Il est temps pour les services culturels en général de comprendre qu’ils se sont laissés abusés par une interprétation incorrecte des termes de la loi de 1978 et qu’il leur faut à présent s’adapter aux exigences de la réutilisation des données publiques. Le flottement a trop duré sur ces questions et c’est l’esprit de responsabilité qui commande à présent de mettre fin à ce combat d’arrière-garde. Je ne dis pas qu’il faut cesser de réfléchir à l’articulation entre le privé et le public en matière de réutilisation des données publiques (certains proposent des pistes intéressantes, à partir de la notion de biens communs), mais certainement pas sur la base de cette exception culturelle qui ne règle rien.

Par ailleurs, cette décision devrait également avoir des conséquences au niveau central, sur les établissements publics liés au Ministère de la Culture, quant à leur participation au portail data.gouv.fr.

Comme je l’avais indiqué ici, la circulaire du 26 mai 2011 qui fixe la gratuité comme principe pour la réutilisation des données des Ministères et de leurs établissements tire une conséquence extrêmement forte de l’exception culturelle de l’article 11 de la loi, en laissant à ces établissement un pouvoir discrétionnaire pour décider si elles souhaitent rejoindre le portail data.gouv.fr et placer leurs données sous la licence ouverte d’Etalab.

Or à l’heure actuelle, si l’on excepte le cas de la BnF avec data.bnf.fr, les établissements publics culturels nationaux, qui détiennent les jeux de données les plus importants dans le domaine de la Culture, ont utilisé ce pouvoir discrétionnaire pour se tenir à l’écart de data.gouv.fr et de la démarche d’Open Data qu’il promeut.

Si, comme l’a indiqué avec force dans sa décision la Cour de Lyon, les données culturelles doivent être réintégrées dans le régime général de réutilisation fixé par la loi du 17 juillet 1978, il n’est pas cohérent que la circulaire consacre au profit des établissements publics culturels nationaux un tel pouvoir exorbitant, par rapport aux obligations d’ouverture auxquelles sont soumises les autres administrations.

Cette circulaire doit donc être modifiée et les données culturelles (métadonnées et documents numérisés) doivent rejoindre le portail data.gouv.fr, sous Licence Ouverte, à moins pour les établissements de pouvoir justifier de circonstances particulières qui légitimerait le maintien de redevances (et quelles pourraient-elles être ?).

Que les choses soient bien claires cependant : je n’ai aucune sympathie particulière pour une société comme NotreFamille.com et la vigilance était effectivement de mise à son endroit en matière de protection des données personnelles.

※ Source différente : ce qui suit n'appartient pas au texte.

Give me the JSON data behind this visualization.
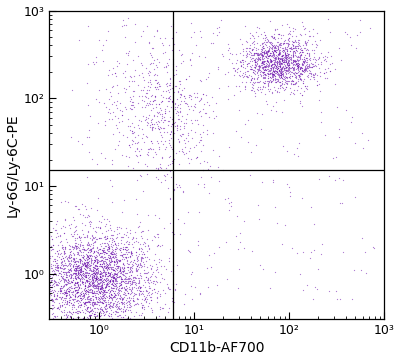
{
  "xlim": [
    0.3,
    1000
  ],
  "ylim": [
    0.3,
    1000
  ],
  "xlabel": "CD11b-AF700",
  "ylabel": "Ly-6G/Ly-6C-PE",
  "dot_color": "#6A0DAD",
  "dot_alpha": 0.55,
  "dot_size": 0.8,
  "quadrant_x": 6.0,
  "quadrant_y": 15.0,
  "seed": 42,
  "cluster1": {
    "n": 3000,
    "x_center_log": -0.05,
    "y_center_log": -0.05,
    "x_spread": 0.32,
    "y_spread": 0.28
  },
  "cluster2": {
    "n": 1400,
    "x_center_log": 1.9,
    "y_center_log": 2.4,
    "x_spread": 0.2,
    "y_spread": 0.15
  },
  "cluster3_trail": {
    "n": 600,
    "x_center_log": 0.65,
    "y_center_log": 1.85,
    "x_spread": 0.3,
    "y_spread": 0.42
  },
  "scatter_n": 300,
  "scatter_xlim_log": [
    -0.3,
    2.9
  ],
  "scatter_ylim_log": [
    -0.3,
    2.9
  ],
  "figsize": [
    4.0,
    3.61
  ],
  "dpi": 100
}
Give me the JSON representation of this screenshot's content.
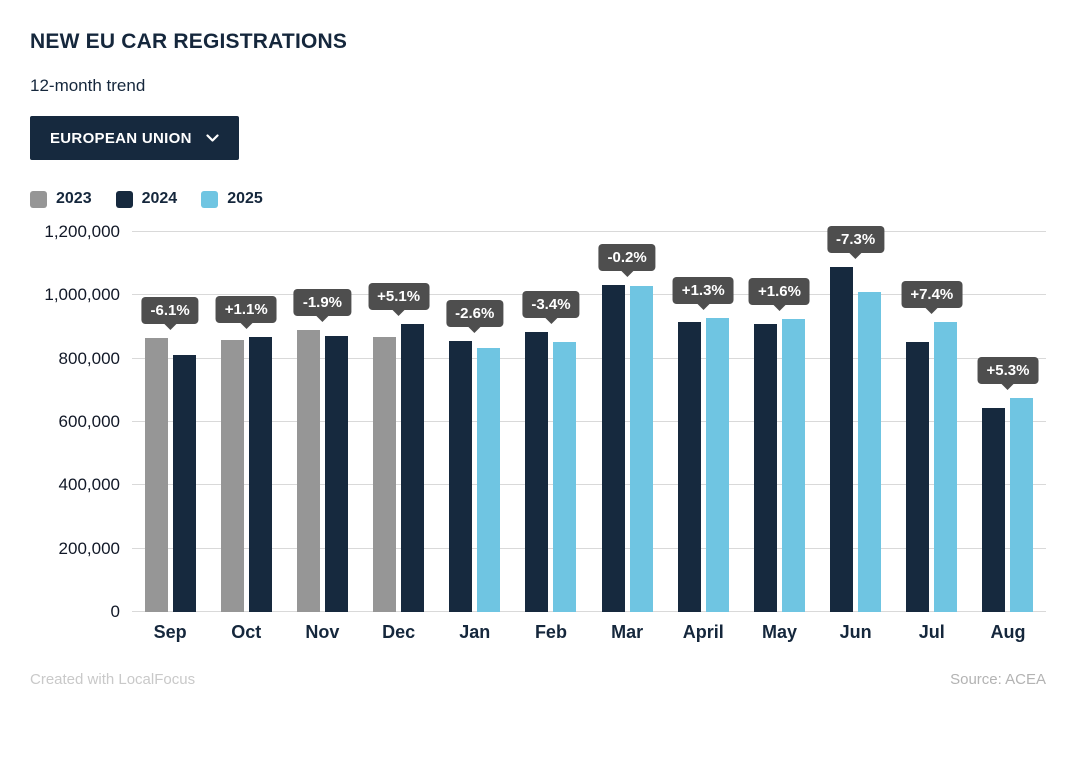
{
  "header": {
    "title": "NEW EU CAR REGISTRATIONS",
    "subtitle": "12-month trend",
    "region_selector": {
      "label": "EUROPEAN UNION"
    }
  },
  "legend": [
    {
      "label": "2023",
      "color": "#969696"
    },
    {
      "label": "2024",
      "color": "#16293e"
    },
    {
      "label": "2025",
      "color": "#6fc5e2"
    }
  ],
  "colors": {
    "navy": "#16293e",
    "gray": "#969696",
    "light_blue": "#6fc5e2",
    "badge": "#4e4e4e"
  },
  "chart_data": {
    "type": "bar",
    "title": "NEW EU CAR REGISTRATIONS",
    "subtitle": "12-month trend",
    "categories": [
      "Sep",
      "Oct",
      "Nov",
      "Dec",
      "Jan",
      "Feb",
      "Mar",
      "April",
      "May",
      "Jun",
      "Jul",
      "Aug"
    ],
    "series": [
      {
        "name": "2023",
        "color": "#969696",
        "values": [
          865000,
          860000,
          890000,
          867000,
          null,
          null,
          null,
          null,
          null,
          null,
          null,
          null
        ]
      },
      {
        "name": "2024",
        "color": "#16293e",
        "values": [
          812000,
          869000,
          873000,
          911000,
          855000,
          883000,
          1032000,
          916000,
          911000,
          1089000,
          852000,
          643000
        ]
      },
      {
        "name": "2025",
        "color": "#6fc5e2",
        "values": [
          null,
          null,
          null,
          null,
          833000,
          853000,
          1030000,
          928000,
          926000,
          1010000,
          915000,
          677000
        ]
      }
    ],
    "change_labels": [
      "-6.1%",
      "+1.1%",
      "-1.9%",
      "+5.1%",
      "-2.6%",
      "-3.4%",
      "-0.2%",
      "+1.3%",
      "+1.6%",
      "-7.3%",
      "+7.4%",
      "+5.3%"
    ],
    "ylim": [
      0,
      1200000
    ],
    "ytick_step": 200000,
    "ytick_labels": [
      "0",
      "200,000",
      "400,000",
      "600,000",
      "800,000",
      "1,000,000",
      "1,200,000"
    ],
    "grid": true,
    "legend_position": "top",
    "xlabel": "",
    "ylabel": ""
  },
  "footer": {
    "left": "Created with LocalFocus",
    "right": "Source:  ACEA"
  }
}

Mais je n’ai pas plus sympathie pour des fonctionnaires qui ont tâché de tordre la loi de 1978 pour s’octroyer une forme de privilège injustifié en matière de réutilisation. Et ce d’autant plus que sous couvert de protection des données personnelles et d’exception culturelle, c’est sans doute la volonté de continuer à marchandiser les données et de fixer les tarifs à leur guise qui expliquait leur attitude.

Une dernière chose très importante : c’est aussi au niveau européen qu’il faut agir au plus vite à présent, car comme j’ai essayé de le montrer dans ce billet, la proposition de révision de directive européenne sur les informations du secteur public contient des dispositions qui provoqueraient une grave régression par rapport à cette jurisprudence française et réintroduirait une forme de privilège encore plus fort au bénéfice des institutions culturelles.